A FEW YEARS AGO, when I was on an international fellowship in Geneva, some friends asked me to go to the mountains for the afternoon. I said no because I had too much work to do. There’s always more work to do. But I felt I hadn’t done enough that day, and didn’t deserve to go. So I stayed behind in my office, read a couple of articles, and tinkered with an unsatisfactory sentence here or there in a draft chapter of the book I was writing.
When my friends returned from the mountains, one of them told me about a member of the group who had been born and lived near the equator. His reactions to seeing, touching, and tasting snow for the first time were, they said, something to behold! Suddenly, I was overcome with a sense of regret—even loss.

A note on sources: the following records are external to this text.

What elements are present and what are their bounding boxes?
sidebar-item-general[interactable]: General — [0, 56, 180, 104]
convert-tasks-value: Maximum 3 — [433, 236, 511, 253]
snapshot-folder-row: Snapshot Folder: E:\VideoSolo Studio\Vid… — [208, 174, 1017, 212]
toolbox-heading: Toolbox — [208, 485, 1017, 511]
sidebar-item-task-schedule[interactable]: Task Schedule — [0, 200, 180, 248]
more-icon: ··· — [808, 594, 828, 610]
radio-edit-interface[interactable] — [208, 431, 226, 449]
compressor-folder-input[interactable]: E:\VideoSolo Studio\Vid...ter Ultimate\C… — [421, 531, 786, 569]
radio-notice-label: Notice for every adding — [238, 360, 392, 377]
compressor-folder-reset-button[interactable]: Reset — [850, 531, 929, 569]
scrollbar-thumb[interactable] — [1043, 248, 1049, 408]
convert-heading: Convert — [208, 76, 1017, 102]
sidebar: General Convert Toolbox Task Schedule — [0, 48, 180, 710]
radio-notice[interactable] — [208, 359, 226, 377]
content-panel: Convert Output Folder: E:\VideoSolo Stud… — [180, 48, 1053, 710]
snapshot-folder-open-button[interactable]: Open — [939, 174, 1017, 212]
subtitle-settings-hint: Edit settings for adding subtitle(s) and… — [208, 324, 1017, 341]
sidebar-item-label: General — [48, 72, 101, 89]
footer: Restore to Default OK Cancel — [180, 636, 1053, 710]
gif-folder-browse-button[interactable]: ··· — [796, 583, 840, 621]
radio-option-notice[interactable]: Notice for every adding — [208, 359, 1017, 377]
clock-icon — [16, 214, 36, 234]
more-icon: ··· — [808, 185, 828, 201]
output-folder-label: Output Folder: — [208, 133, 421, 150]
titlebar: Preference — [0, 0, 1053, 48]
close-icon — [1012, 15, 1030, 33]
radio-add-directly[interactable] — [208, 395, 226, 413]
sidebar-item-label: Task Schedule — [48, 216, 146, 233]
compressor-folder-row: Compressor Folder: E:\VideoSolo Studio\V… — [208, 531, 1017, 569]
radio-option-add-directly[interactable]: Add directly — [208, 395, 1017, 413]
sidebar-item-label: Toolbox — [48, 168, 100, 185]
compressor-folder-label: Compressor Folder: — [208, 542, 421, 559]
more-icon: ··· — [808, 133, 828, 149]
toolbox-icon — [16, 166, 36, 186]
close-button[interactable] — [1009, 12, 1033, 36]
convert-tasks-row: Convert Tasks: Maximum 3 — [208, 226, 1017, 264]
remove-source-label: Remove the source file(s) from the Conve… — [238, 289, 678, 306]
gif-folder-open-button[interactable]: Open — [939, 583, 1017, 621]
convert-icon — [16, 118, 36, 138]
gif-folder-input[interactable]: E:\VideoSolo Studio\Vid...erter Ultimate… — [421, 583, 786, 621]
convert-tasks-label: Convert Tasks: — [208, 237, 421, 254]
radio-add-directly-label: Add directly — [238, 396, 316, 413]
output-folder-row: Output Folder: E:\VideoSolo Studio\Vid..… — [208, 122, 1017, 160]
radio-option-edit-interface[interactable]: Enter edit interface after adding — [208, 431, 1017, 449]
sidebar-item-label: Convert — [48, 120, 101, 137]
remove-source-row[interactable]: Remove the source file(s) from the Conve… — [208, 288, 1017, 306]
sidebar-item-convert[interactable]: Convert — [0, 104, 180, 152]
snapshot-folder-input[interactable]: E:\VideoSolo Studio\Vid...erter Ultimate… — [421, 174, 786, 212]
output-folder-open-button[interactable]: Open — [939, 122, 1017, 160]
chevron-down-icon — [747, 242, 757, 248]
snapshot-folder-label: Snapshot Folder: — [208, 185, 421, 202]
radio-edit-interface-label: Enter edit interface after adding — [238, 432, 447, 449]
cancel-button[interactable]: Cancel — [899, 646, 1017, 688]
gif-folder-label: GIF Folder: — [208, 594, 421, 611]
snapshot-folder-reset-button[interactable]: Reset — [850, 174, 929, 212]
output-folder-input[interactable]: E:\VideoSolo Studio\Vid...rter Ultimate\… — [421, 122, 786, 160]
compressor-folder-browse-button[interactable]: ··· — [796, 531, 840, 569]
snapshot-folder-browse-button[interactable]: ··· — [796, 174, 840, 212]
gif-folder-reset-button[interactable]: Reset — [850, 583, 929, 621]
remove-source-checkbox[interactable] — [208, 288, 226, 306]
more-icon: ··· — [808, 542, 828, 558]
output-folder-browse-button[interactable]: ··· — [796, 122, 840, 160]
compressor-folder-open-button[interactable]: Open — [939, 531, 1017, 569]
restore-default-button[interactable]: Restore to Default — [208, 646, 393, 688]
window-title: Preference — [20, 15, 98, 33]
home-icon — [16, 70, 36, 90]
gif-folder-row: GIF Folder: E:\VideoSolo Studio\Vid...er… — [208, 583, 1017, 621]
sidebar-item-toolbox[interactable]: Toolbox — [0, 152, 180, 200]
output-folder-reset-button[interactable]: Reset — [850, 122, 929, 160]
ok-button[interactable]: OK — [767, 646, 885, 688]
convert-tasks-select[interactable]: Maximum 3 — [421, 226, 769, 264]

I grew up in Scotland, where it’s unthinkable not to have experienced snow. I’d missed the chance to see something familiar anew—through the eyes of a friend whose life had been so different from my own.
Today, in Pennsylvania, the place I now call home, I watch the first flurries of snow in another pandemic winter, and I’m struck by the utter silence of snowfall—how it still speaks to me, always speaks to me, wordlessly. I also understand for the first time why, in French, there’s a single word, toujours, that means both “still” and “always.”
Every moment we’re alive is an opportunity to see the world, still and always, for the first time.